Department of Pharmaceutics, College of Pharmacy, University of Florida, 1345 Center Drive, Gainesville, Florida, 32610, USA.
AbbVie Inc., North Chicago, Illinois, USA.
AAPS J. 2021 Mar 25;23(3):48. doi: 10.1208/s12248-021-00569-x.
In the context of streamlining generic approval, this study assessed whether pharmacokinetics (PK) could elucidate the pulmonary fate of orally inhaled drug products (OIDPs). Three fluticasone propionate (FP) dry powder inhaler (DPI) formulations (A-4.5, B-3.8, and C-3.7), differing only in type and composition of lactose fines, exhibited median mass aerodynamic diameter (MMAD) of 4.5 μm (A-4.5), 3.8 μm (B-3.8), and 3.7 μm (C-3.7) and varied in dissolution rates (A-4.5 slower than B-3.8 and C-3.7). In vitro total lung dose (TLD) was determined as the average dose passing through three anatomical mouth-throat (MT) models and yielded dose normalization factors (DNF) for each DPI formulation X (DNF = TLD/TLD). The DNF was 1.00 for A-4.5, 1.32 for B-3.8, and 1.21 for C-3.7. Systemic PK after inhalation of 500 μg FP was assessed in a randomized, double-blind, four-way crossover study in 24 healthy volunteers. Peak concentrations (C) of A-4.5 relative to those of B-3.8 or C-3.7 lacked bioequivalence without or with dose normalization.
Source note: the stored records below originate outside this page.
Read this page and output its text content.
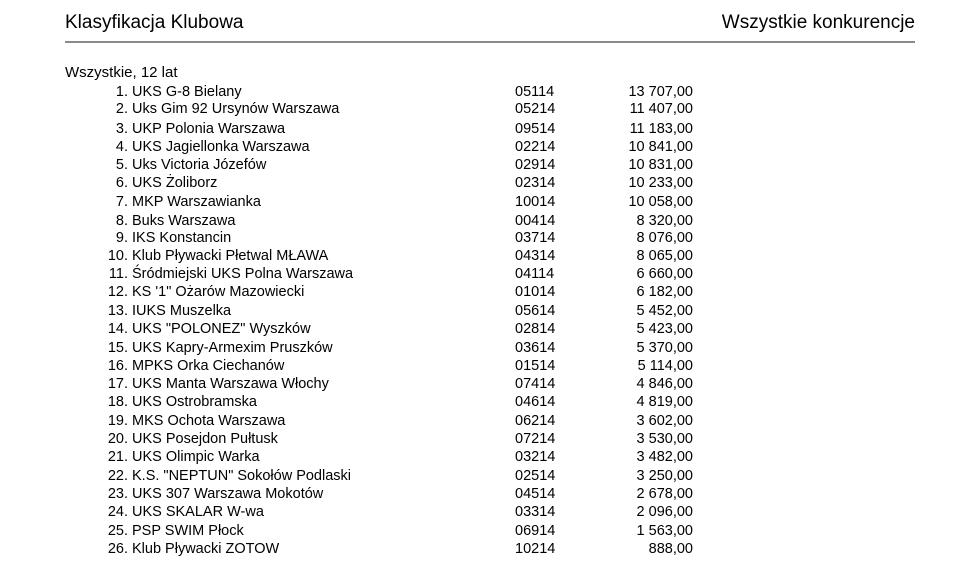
Klasyfikacja Klubowa	Wszystkie konkurencje
Wszystkie, 12 lat
1. UKS G-8 Bielany	05114	13 707,00
2. Uks Gim 92 Ursynów Warszawa	05214	11 407,00
3. UKP Polonia Warszawa	09514	11 183,00
4. UKS Jagiellonka Warszawa	02214	10 841,00
5. Uks Victoria Józefów	02914	10 831,00
6. UKS Żoliborz	02314	10 233,00
7. MKP Warszawianka	10014	10 058,00
8. Buks Warszawa	00414	8 320,00
9. IKS Konstancin	03714	8 076,00
10. Klub Pływacki Płetwal MŁAWA	04314	8 065,00
11. Śródmiejski UKS Polna Warszawa	04114	6 660,00
12. KS '1" Ożarów Mazowiecki	01014	6 182,00
13. IUKS Muszelka	05614	5 452,00
14. UKS "POLONEZ" Wyszków	02814	5 423,00
15. UKS Kapry-Armexim Pruszków	03614	5 370,00
16. MPKS Orka Ciechanów	01514	5 114,00
17. UKS Manta Warszawa Włochy	07414	4 846,00
18. UKS Ostrobramska	04614	4 819,00
19. MKS Ochota Warszawa	06214	3 602,00
20. UKS Posejdon Pułtusk	07214	3 530,00
21. UKS Olimpic Warka	03214	3 482,00
22. K.S. "NEPTUN" Sokołów Podlaski	02514	3 250,00
23. UKS 307 Warszawa Mokotów	04514	2 678,00
24. UKS SKALAR W-wa	03314	2 096,00
25. PSP SWIM Płock	06914	1 563,00
26. Klub Pływacki ZOTOW	10214	888,00
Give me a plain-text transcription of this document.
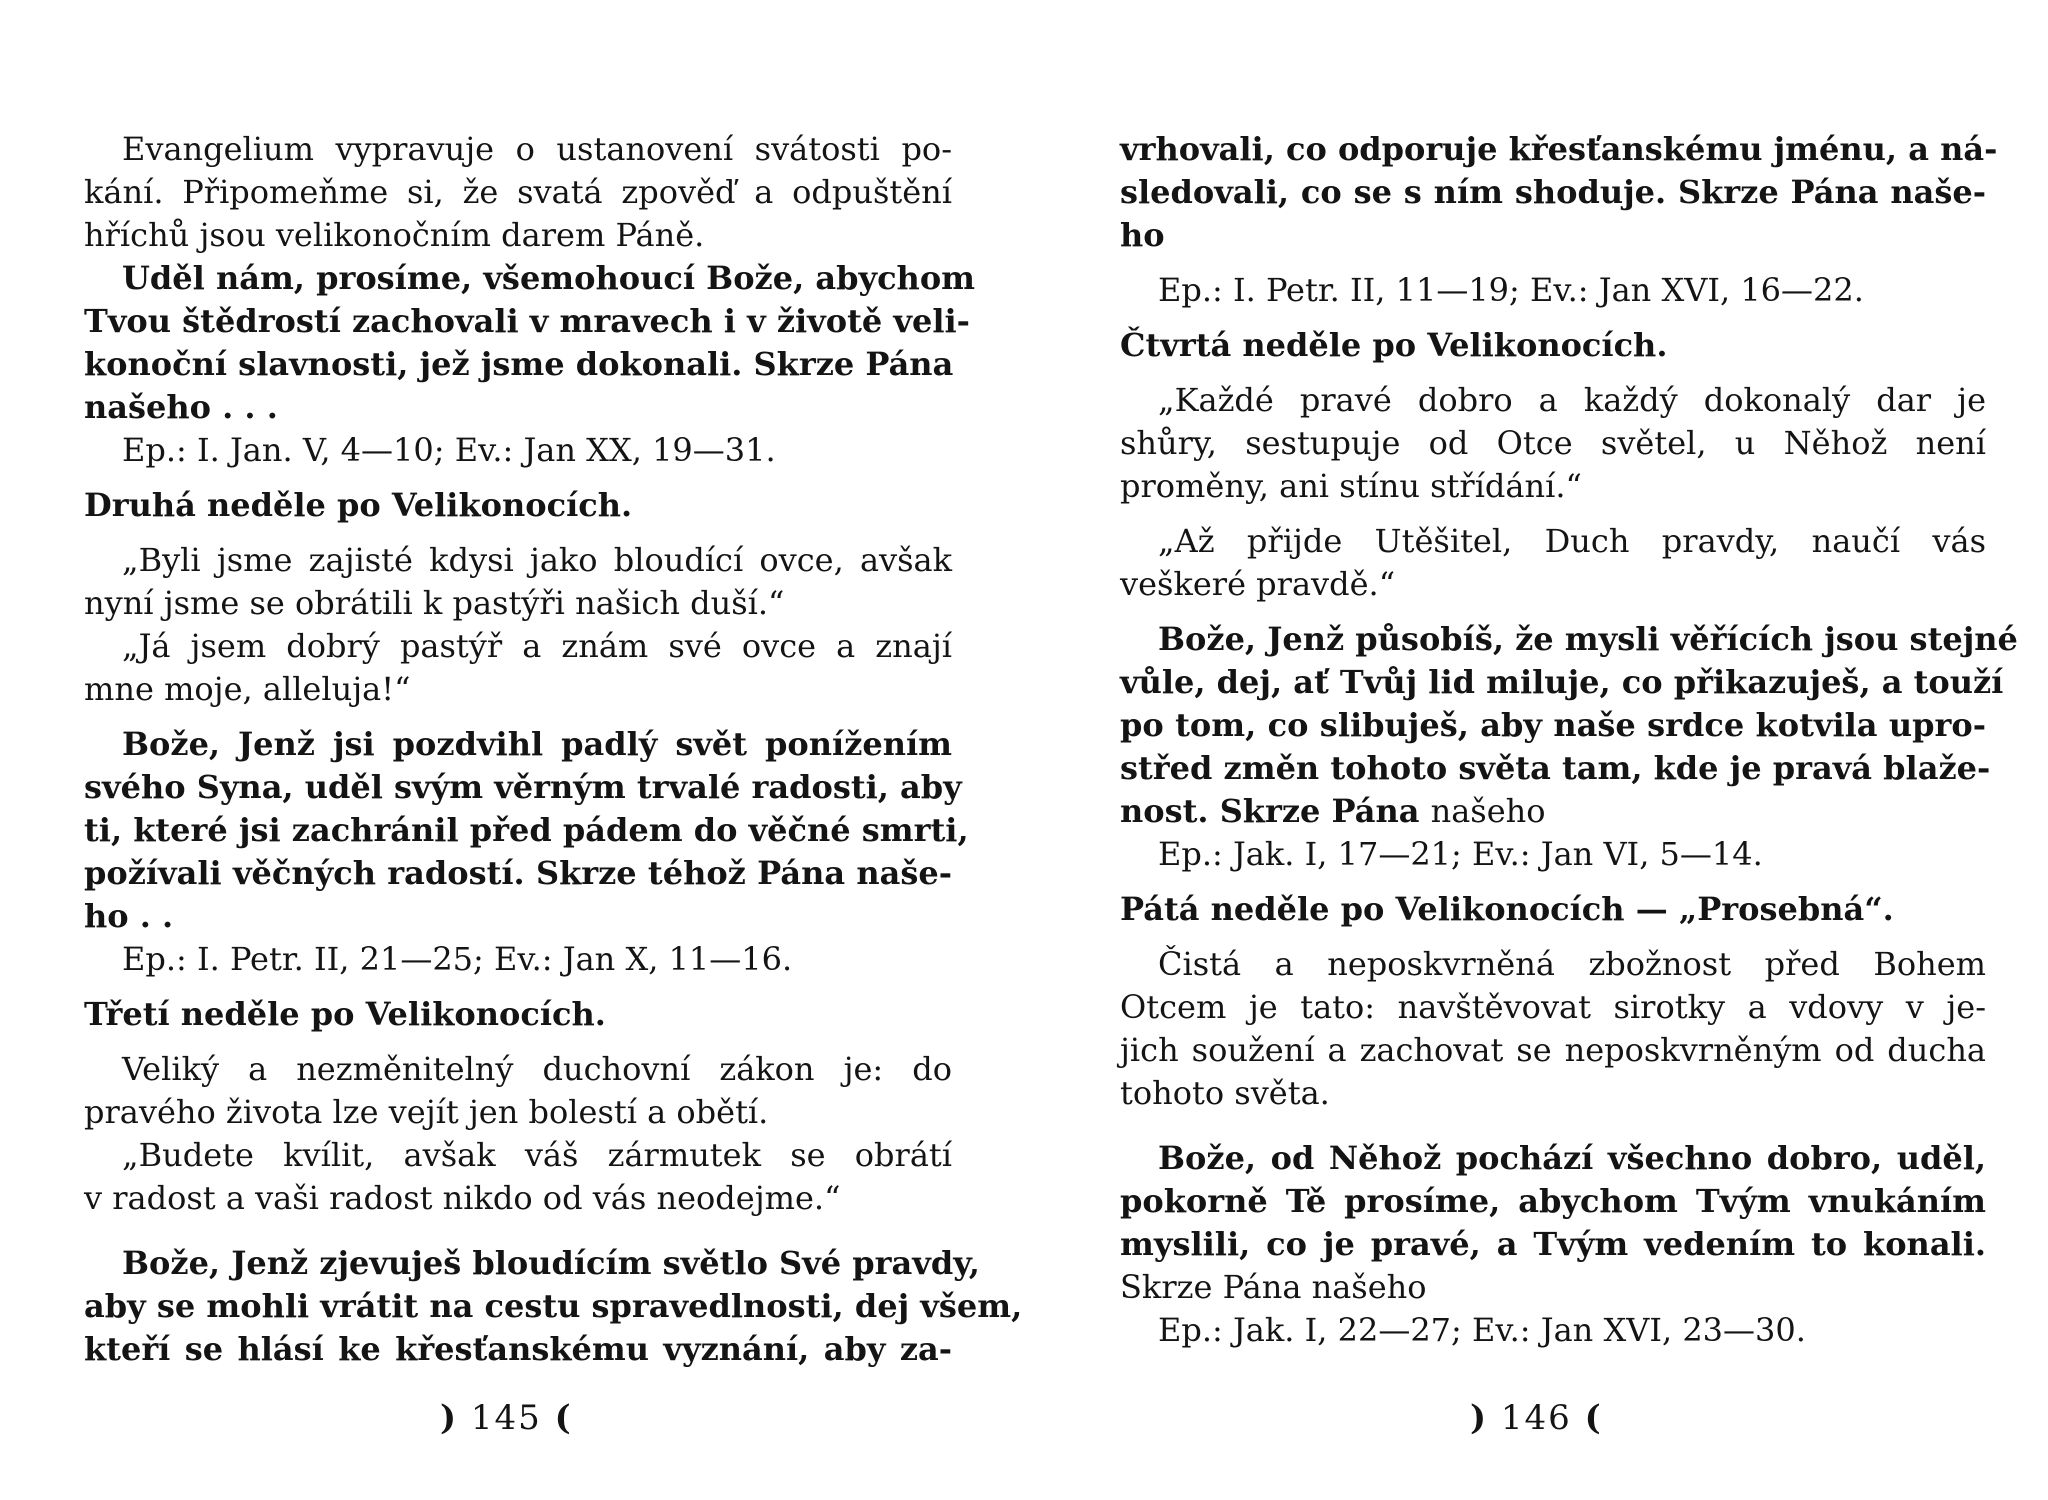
Evangelium vypravuje o ustanovení svátosti po-
kání. Připomeňme si, že svatá zpověď a odpuštění
hříchů jsou velikonočním darem Páně.
Uděl nám, prosíme, všemohoucí Bože, abychom
Tvou štědrostí zachovali v mravech i v životě veli-
konoční slavnosti, jež jsme dokonali. Skrze Pána
našeho . . .
Ep.: I. Jan. V, 4—10; Ev.: Jan XX, 19—31.
Druhá neděle po Velikonocích.
„Byli jsme zajisté kdysi jako bloudící ovce, avšak
nyní jsme se obrátili k pastýři našich duší.“
„Já jsem dobrý pastýř a znám své ovce a znají
mne moje, alleluja!“
Bože, Jenž jsi pozdvihl padlý svět ponížením
svého Syna, uděl svým věrným trvalé radosti, aby
ti, které jsi zachránil před pádem do věčné smrti,
požívali věčných radostí. Skrze téhož Pána naše-
ho . .
Ep.: I. Petr. II, 21—25; Ev.: Jan X, 11—16.
Třetí neděle po Velikonocích.
Veliký a nezměnitelný duchovní zákon je: do
pravého života lze vejít jen bolestí a obětí.
„Budete kvílit, avšak váš zármutek se obrátí
v radost a vaši radost nikdo od vás neodejme.“
Bože, Jenž zjevuješ bloudícím světlo Své pravdy,
aby se mohli vrátit na cestu spravedlnosti, dej všem,
kteří se hlásí ke křesťanskému vyznání, aby za-
) 145 (
vrhovali, co odporuje křesťanskému jménu, a ná-
sledovali, co se s ním shoduje. Skrze Pána naše-
ho
Ep.: I. Petr. II, 11—19; Ev.: Jan XVI, 16—22.
Čtvrtá neděle po Velikonocích.
„Každé pravé dobro a každý dokonalý dar je
shůry, sestupuje od Otce světel, u Něhož není
proměny, ani stínu střídání.“
„Až přijde Utěšitel, Duch pravdy, naučí vás
veškeré pravdě.“
Bože, Jenž působíš, že mysli věřících jsou stejné
vůle, dej, ať Tvůj lid miluje, co přikazuješ, a touží
po tom, co slibuješ, aby naše srdce kotvila upro-
střed změn tohoto světa tam, kde je pravá blaže-
nost. Skrze Pána našeho
Ep.: Jak. I, 17—21; Ev.: Jan VI, 5—14.
Pátá neděle po Velikonocích — „Prosebná“.
Čistá a neposkvrněná zbožnost před Bohem
Otcem je tato: navštěvovat sirotky a vdovy v je-
jich soužení a zachovat se neposkvrněným od ducha
tohoto světa.
Bože, od Něhož pochází všechno dobro, uděl,
pokorně Tě prosíme, abychom Tvým vnukáním
myslili, co je pravé, a Tvým vedením to konali.
Skrze Pána našeho
Ep.: Jak. I, 22—27; Ev.: Jan XVI, 23—30.
) 146 (
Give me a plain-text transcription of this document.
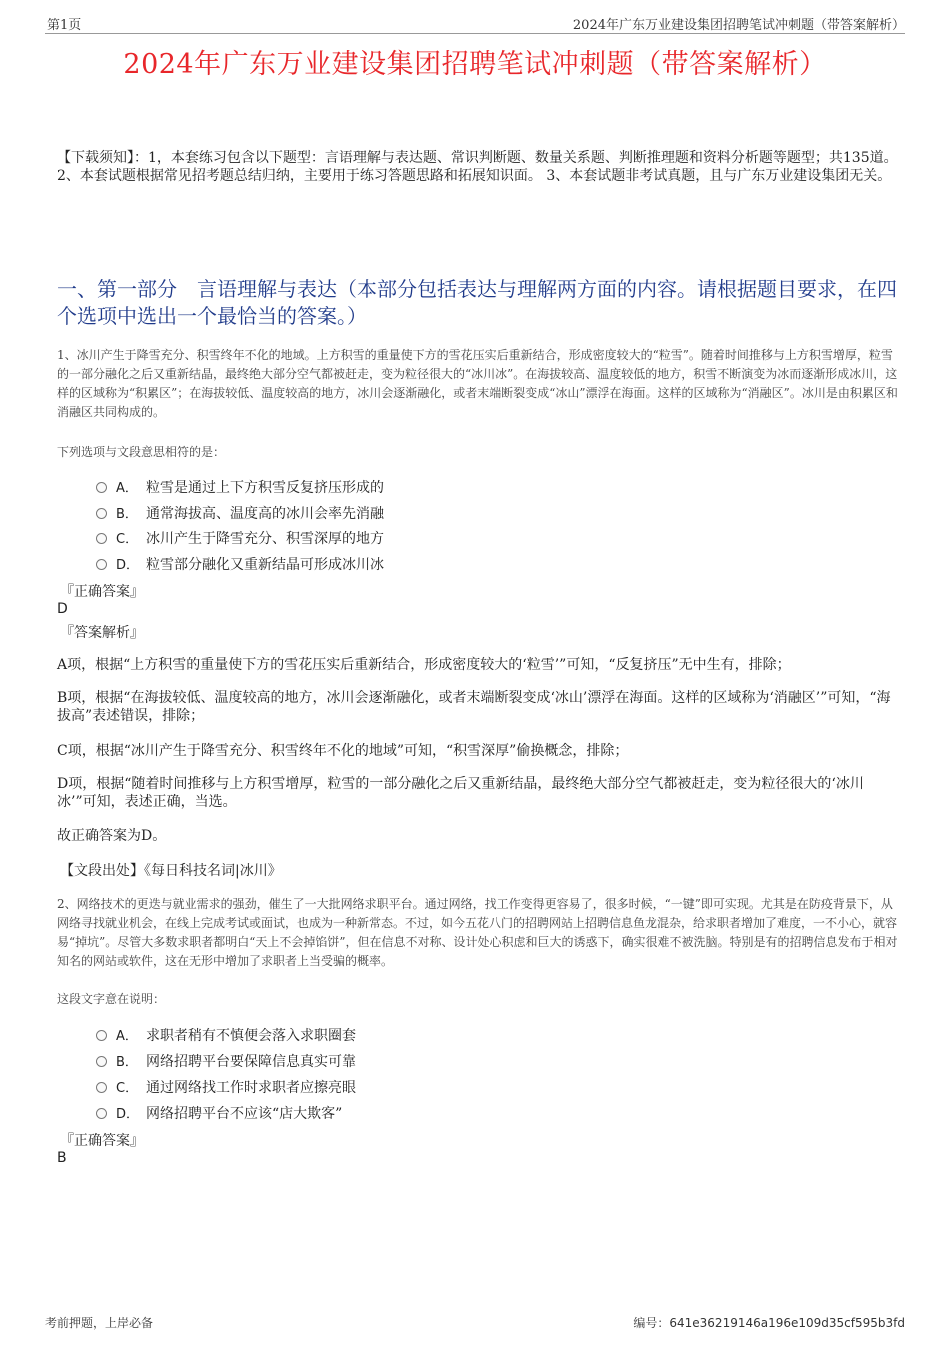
第1页	2024年广东万业建设集团招聘笔试冲刺题（带答案解析）
2024年广东万业建设集团招聘笔试冲刺题（带答案解析）
【下载须知】：1，本套练习包含以下题型：言语理解与表达题、常识判断题、数量关系题、判断推理题和资料分析题等题型；共135道。 2、本套试题根据常见招考题总结归纳，主要用于练习答题思路和拓展知识面。 3、本套试题非考试真题，且与广东万业建设集团无关。
一、第一部分　言语理解与表达（本部分包括表达与理解两方面的内容。请根据题目要求，在四个选项中选出一个最恰当的答案。）
1、冰川产生于降雪充分、积雪终年不化的地域。上方积雪的重量使下方的雪花压实后重新结合，形成密度较大的“粒雪”。随着时间推移与上方积雪增厚，粒雪的一部分融化之后又重新结晶，最终绝大部分空气都被赶走，变为粒径很大的“冰川冰”。在海拔较高、温度较低的地方，积雪不断演变为冰而逐渐形成冰川，这样的区域称为“积累区”；在海拔较低、温度较高的地方，冰川会逐渐融化，或者末端断裂变成“冰山”漂浮在海面。这样的区域称为“消融区”。冰川是由积累区和消融区共同构成的。
下列选项与文段意思相符的是：
A． 粒雪是通过上下方积雪反复挤压形成的
B． 通常海拔高、温度高的冰川会率先消融
C． 冰川产生于降雪充分、积雪深厚的地方
D． 粒雪部分融化又重新结晶可形成冰川冰
『正确答案』
D
『答案解析』
A项，根据“上方积雪的重量使下方的雪花压实后重新结合，形成密度较大的‘粒雪’”可知，“反复挤压”无中生有，排除；
B项，根据“在海拔较低、温度较高的地方，冰川会逐渐融化，或者末端断裂变成‘冰山’漂浮在海面。这样的区域称为‘消融区’”可知，“海拔高”表述错误，排除；
C项，根据“冰川产生于降雪充分、积雪终年不化的地域”可知，“积雪深厚”偷换概念，排除；
D项，根据“随着时间推移与上方积雪增厚，粒雪的一部分融化之后又重新结晶，最终绝大部分空气都被赶走，变为粒径很大的‘冰川冰’”可知，表述正确，当选。
故正确答案为D。
【文段出处】《每日科技名词|冰川》
2、网络技术的更迭与就业需求的强劲，催生了一大批网络求职平台。通过网络，找工作变得更容易了，很多时候，“一键”即可实现。尤其是在防疫背景下，从网络寻找就业机会，在线上完成考试或面试，也成为一种新常态。不过，如今五花八门的招聘网站上招聘信息鱼龙混杂，给求职者增加了难度，一不小心，就容易“掉坑”。尽管大多数求职者都明白“天上不会掉馅饼”，但在信息不对称、设计处心积虑和巨大的诱惑下，确实很难不被洗脑。特别是有的招聘信息发布于相对知名的网站或软件，这在无形中增加了求职者上当受骗的概率。
这段文字意在说明：
A． 求职者稍有不慎便会落入求职圈套
B． 网络招聘平台要保障信息真实可靠
C． 通过网络找工作时求职者应擦亮眼
D． 网络招聘平台不应该“店大欺客”
『正确答案』
B
考前押题，上岸必备	编号：641e36219146a196e109d35cf595b3fd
The area under the curve (AUC) was bio-IN-equivalent before dose normalization and bioequivalent after dose normalization. Thus, PK could detect differences in pulmonary available dose (AUC) and residence time (dose-normalized C). The differences in dose-normalized C could not be explained by differences in in vitro dissolution. This might suggest that C differences may indicate differences in regional lung deposition. Overall this study supports the use of PK studies to provide relevant information on the pulmonary performance characteristics (i.e., available dose, residence time, and regional lung deposition).
在简化通用批准的背景下,本研究评估了药代动力学(PK)是否可以阐明口服吸入药物产品(OIDP)的肺部命运。三种氟替卡松丙酸酯(FP)干粉吸入器(DPI)制剂(A-4.5、B-3.8 和 C-3.7)仅在乳糖细粉的类型和组成上有所不同,表现出中位质量空气动力学直径(MMAD)分别为 4.5μm(A-4.5)、3.8μm(B-3.8)和 3.7μm(C-3.7),并且溶解速率不同(A-4.5 慢于 B-3.8 和 C-3.7)。体外总肺剂量(TLD)被确定为穿过三个解剖学口-喉(MT)模型的平均剂量,并为每个 DPI 制剂 X 产生剂量归一化因子(DNF)(DNF = TLD/TLD)。A-4.5 的 DNF 为 1.00,B-3.8 的 DNF 为 1.32,C-3.7 的 DNF 为 1.21。在 24 名健康志愿者中进行的一项随机、双盲、四交叉研究中,评估了吸入 500μg FP 后的系统 PK。A-4.5 相对于 B-3.8 或 C-3.7 的峰浓度(C)在不进行或进行剂量归一化时缺乏生物等效性。在进行剂量归一化之前,AUC 具有生物-IN 等效性,而在进行剂量归一化之后,AUC 具有生物等效性。因此,PK 可以检测到肺部可用剂量(AUC)和停留时间(剂量归一化 C)的差异。在剂量归一化 C 方面的差异不能用体外溶解的差异来解释。这可能表明 C 的差异可能表明区域肺沉积的差异。总体而言,本研究支持使用 PK 研究提供有关肺部性能特征的相关信息(即可用剂量、停留时间和区域肺沉积)。